The persistent instability and disorder of Spanish American polities in the post-Independence period was undoubtedly one of the most perplexing concerns of Spanish American elites in the nineteenth century. It has remained a subject of interpretive debate by twentieth-century students of the area. The following article sketches several general approaches to the problem among twentieth-century interpreters, compares contemporary nineteenth-century analyses with the salient twentieth-century interpretations, and offers a critical commentary on the various sorts of twentieth-century analytical frameworks.The three salient twentieth-century interpretations of political disorder in the nineteenth century are: (1) those that emphasise deeply embedded characteristics of Spanish American culture as underlying causes of political instability; (2) those that attribute political disorder to structural problems, particularly to weaknesses in the economic structure or shifts in the social structure; (3) those that see political instability as a reflection of conflicting ideologies, economic interests, and/or the aspirations or fears of identifiable social groups.The distinctive feature of cultural interpretations of Latin American politics is their common belief that cultural characteristics are indelible and more-or-less unchangeable.
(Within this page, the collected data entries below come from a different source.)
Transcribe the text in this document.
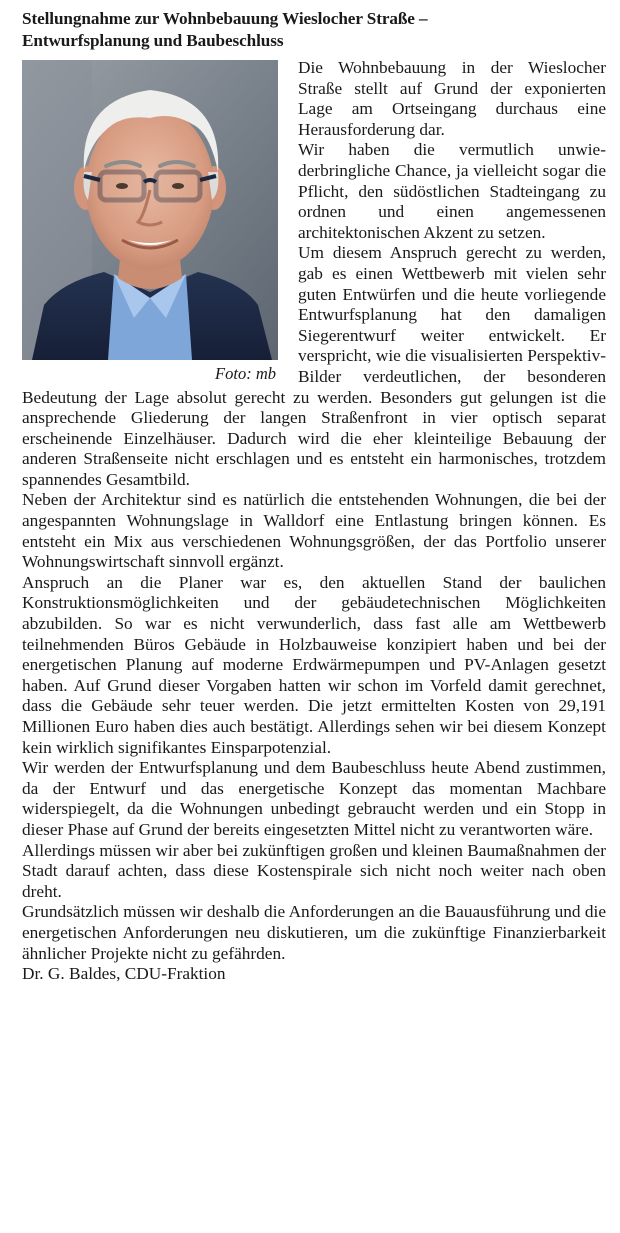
Stellungnahme zur Wohnbebauung Wieslocher Straße –
Entwurfsplanung und Baubeschluss
Foto: mb

Die Wohnbebauung in der Wieslocher Straße stellt auf Grund der exponierten Lage am Ortseingang durchaus eine Herausforderung dar.

Wir haben die vermutlich unwiederbringliche Chance, ja vielleicht sogar die Pflicht, den südöstlichen Stadteingang zu ordnen und einen angemessenen architektonischen Akzent zu setzen.

Um diesem Anspruch gerecht zu werden, gab es einen Wettbewerb mit vielen sehr guten Entwürfen und die heute vorliegende Entwurfsplanung hat den damaligen Siegerentwurf weiter entwickelt. Er verspricht, wie die visualisierten Perspektiv-Bilder verdeutlichen, der besonderen Bedeutung der Lage absolut gerecht zu werden. Besonders gut gelungen ist die ansprechende Gliederung der langen Straßenfront in vier optisch separat erscheinende Einzelhäuser. Dadurch wird die eher kleinteilige Bebauung der anderen Straßenseite nicht erschlagen und es entsteht ein harmonisches, trotzdem spannendes Gesamtbild.

Neben der Architektur sind es natürlich die entstehenden Wohnungen, die bei der angespannten Wohnungslage in Walldorf eine Entlastung bringen können. Es entsteht ein Mix aus verschiedenen Wohnungsgrößen, der das Portfolio unserer Wohnungswirtschaft sinnvoll ergänzt.

Anspruch an die Planer war es, den aktuellen Stand der baulichen Konstruktionsmöglichkeiten und der gebäudetechnischen Möglichkeiten abzubilden. So war es nicht verwunderlich, dass fast alle am Wettbewerb teilnehmenden Büros Gebäude in Holzbauweise konzipiert haben und bei der energetischen Planung auf moderne Erdwärmepumpen und PV-Anlagen gesetzt haben. Auf Grund dieser Vorgaben hatten wir schon im Vorfeld damit gerechnet, dass die Gebäude sehr teuer werden. Die jetzt ermittelten Kosten von 29,191 Millionen Euro haben dies auch bestätigt. Allerdings sehen wir bei diesem Konzept kein wirklich signifikantes Einsparpotenzial.

Wir werden der Entwurfsplanung und dem Baubeschluss heute Abend zustimmen, da der Entwurf und das energetische Konzept das momentan Machbare widerspiegelt, da die Wohnungen unbedingt gebraucht werden und ein Stopp in dieser Phase auf Grund der bereits eingesetzten Mittel nicht zu verantworten wäre.

Allerdings müssen wir aber bei zukünftigen großen und kleinen Baumaßnahmen der Stadt darauf achten, dass diese Kostenspirale sich nicht noch weiter nach oben dreht.

Grundsätzlich müssen wir deshalb die Anforderungen an die Bauausführung und die energetischen Anforderungen neu diskutieren, um die zukünftige Finanzierbarkeit ähnlicher Projekte nicht zu gefährden.

Dr. G. Baldes, CDU-Fraktion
And, since such cultural interpretations emphasise what might be considered ‘negative’ aspects of Spanish or Spanish American culture in order to explain defects in Spanish American politics, their assumption that cultures do not change over time tends to imbue such interpretations with a certain pessimism about the future of Spanish American politics.An early twentieth-century exponent of cultural approaches to understanding Spanish-American political disorder was Francisco García Calderón, who, thinking particularly of the phenomenon of caudillismo, emphasised Spanish authoritarian individualism.